The package comes with a few operations on data cubes to (i) select bands (select_bands()
), (ii) apply pixel-wise arithmetic expressions (apply_pixel()
), (iii) reduce data cubes over space and time (reduce_time()
, reduce_space()
), apply a moving-window function over time (window_time()
), (iv) apply an R function over chunks of a data cube (chunk_apply()
), and (v) join bands of identically shaped data cubes (join_bands()
). All of these functions produce a proxy data cube, storing the shape of the result cube but not any data. They all take a (proxy) data cube as first argument and can be chained. The following code demonstrates some of the operations and how data cubes can be plotted.
MOD11A2.bandselect = select_bands(MOD11A2.cube, c("LST_DAY","LST_NIGHT"))
MOD11A2.daynight_difference = apply_pixel(MOD11A2.bandselect, "0.02*(LST_DAY-LST_NIGHT)",names = "LST_difference")
MOD11A2.reduce = reduce_time(MOD11A2.daynight_difference, "median(LST_difference)")
plot(MOD11A2.reduce, col=heat.colors, key.pos=1)
The result is the median day night surface temperature difference for all pixels between Jan and December 2018. Notice that no data is actually read until we call plot()
, i.e. all operations again return proxy objects. Replacing the plot function with write_ncdf(MOD11A2.reduce, "test.nc")
would write the result as a NetCDF file to disk.

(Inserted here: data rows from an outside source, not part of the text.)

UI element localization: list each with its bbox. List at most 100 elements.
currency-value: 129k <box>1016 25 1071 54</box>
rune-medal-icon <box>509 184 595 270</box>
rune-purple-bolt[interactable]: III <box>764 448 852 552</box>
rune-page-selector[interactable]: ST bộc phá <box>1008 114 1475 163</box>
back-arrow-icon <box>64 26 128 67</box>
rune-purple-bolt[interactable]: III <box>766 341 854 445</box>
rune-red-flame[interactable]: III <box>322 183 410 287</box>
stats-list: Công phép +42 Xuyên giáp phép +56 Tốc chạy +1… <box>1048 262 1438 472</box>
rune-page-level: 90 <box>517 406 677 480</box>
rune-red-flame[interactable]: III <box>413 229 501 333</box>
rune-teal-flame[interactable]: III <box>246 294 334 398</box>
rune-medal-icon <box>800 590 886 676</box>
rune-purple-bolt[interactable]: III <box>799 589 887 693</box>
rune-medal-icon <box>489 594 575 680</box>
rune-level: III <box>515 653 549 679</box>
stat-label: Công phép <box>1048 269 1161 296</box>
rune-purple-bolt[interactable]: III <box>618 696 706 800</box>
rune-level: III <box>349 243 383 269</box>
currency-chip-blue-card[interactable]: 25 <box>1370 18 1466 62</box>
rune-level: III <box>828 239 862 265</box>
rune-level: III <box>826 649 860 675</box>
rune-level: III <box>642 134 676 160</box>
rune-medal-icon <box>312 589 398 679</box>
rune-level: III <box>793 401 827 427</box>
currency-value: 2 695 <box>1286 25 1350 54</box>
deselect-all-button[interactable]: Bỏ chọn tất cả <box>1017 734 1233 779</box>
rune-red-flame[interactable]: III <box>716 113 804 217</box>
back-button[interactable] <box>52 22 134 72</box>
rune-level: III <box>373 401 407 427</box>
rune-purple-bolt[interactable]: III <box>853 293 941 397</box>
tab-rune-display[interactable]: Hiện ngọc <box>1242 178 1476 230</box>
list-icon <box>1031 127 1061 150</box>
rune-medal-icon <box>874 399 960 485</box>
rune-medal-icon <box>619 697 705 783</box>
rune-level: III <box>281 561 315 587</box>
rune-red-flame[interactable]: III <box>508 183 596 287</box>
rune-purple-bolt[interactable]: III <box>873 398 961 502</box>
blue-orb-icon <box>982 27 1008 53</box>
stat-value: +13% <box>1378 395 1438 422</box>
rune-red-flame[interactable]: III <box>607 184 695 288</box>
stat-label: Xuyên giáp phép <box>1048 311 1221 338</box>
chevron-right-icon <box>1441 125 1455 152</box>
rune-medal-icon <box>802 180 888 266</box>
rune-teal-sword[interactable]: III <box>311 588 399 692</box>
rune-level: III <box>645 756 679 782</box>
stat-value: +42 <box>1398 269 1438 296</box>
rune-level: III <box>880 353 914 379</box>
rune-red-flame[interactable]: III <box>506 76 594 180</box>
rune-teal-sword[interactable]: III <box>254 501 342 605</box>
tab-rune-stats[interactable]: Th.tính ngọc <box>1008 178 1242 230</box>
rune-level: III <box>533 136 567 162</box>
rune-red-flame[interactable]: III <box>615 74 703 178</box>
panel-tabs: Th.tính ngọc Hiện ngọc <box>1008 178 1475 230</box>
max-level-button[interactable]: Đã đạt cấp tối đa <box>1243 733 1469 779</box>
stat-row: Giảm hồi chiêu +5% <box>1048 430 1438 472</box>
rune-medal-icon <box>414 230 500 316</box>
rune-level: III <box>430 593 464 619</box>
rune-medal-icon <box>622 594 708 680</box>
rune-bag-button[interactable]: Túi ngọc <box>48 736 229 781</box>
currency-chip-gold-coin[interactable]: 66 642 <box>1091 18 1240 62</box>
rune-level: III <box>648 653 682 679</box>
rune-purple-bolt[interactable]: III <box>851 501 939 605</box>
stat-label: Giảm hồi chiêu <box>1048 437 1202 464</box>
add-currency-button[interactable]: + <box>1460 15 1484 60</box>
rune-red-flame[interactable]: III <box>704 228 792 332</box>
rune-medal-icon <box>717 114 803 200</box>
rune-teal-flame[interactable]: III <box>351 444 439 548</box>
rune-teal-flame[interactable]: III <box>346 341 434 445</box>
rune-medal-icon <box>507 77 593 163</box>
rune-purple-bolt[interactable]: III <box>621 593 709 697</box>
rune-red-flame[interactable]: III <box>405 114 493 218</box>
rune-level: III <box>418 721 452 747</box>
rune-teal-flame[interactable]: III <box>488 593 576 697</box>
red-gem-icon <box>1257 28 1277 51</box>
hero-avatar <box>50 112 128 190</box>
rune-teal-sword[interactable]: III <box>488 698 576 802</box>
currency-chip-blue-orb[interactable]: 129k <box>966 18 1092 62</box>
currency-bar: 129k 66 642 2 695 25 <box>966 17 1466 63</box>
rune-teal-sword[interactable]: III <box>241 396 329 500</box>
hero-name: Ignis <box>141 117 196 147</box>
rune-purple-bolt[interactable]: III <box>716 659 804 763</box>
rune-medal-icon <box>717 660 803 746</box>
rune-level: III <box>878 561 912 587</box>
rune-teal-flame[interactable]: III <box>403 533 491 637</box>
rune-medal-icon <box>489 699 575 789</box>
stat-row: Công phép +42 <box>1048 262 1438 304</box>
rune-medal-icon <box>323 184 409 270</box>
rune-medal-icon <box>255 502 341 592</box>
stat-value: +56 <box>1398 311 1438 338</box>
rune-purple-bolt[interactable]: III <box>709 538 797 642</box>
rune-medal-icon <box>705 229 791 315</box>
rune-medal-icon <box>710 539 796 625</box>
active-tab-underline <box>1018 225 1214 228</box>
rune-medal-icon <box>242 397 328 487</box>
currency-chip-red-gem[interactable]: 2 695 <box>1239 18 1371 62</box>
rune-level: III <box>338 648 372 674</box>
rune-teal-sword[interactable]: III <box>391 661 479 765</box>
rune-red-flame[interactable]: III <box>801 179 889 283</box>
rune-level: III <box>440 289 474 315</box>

Operations on data cubes are designed such that they can be used with the pipe operator. The following code for example derives monthly differences of land surface temperature, from June to September 2018. The window_time
function here applies the simple time series kernel filter \(T_t - T_{t-1}\).
library(magrittr) # get the pipe
v1 = cube_view(view=v, extent=list(t0="2018-06", t1="2018-09"))
raster_cube(image_collection(img_col_file), v1) %>%
select_bands(c("LST_DAY")) %>%
apply_pixel("LST_DAY * 0.02") %>% # apply scale
window_time(kernel=c(-1,1), window=c(1,0)) %>%
plot(col=terrain.colors, key.pos=1, zlim=c(-25,25))
gdalcubes supports multithreaded evaluation of data cube operations. Calling gdalcubes_set_threads(n)
will tell all following data cube operations to use up to n
threads. Since worker threads are assigned to chunks of the data cube, the actual number of threads used is lower for cubes with less than n
chunks.
This vignette presents a very simple example with a small dataset. Future vignettes will focus on (i) how user-defined R functions can be applied on data cubes, (ii) how to process larger datasets (Sentinel 2) with overlapping images from different spatial reference systems, and (iii) how to run gdalcubes in the cloud.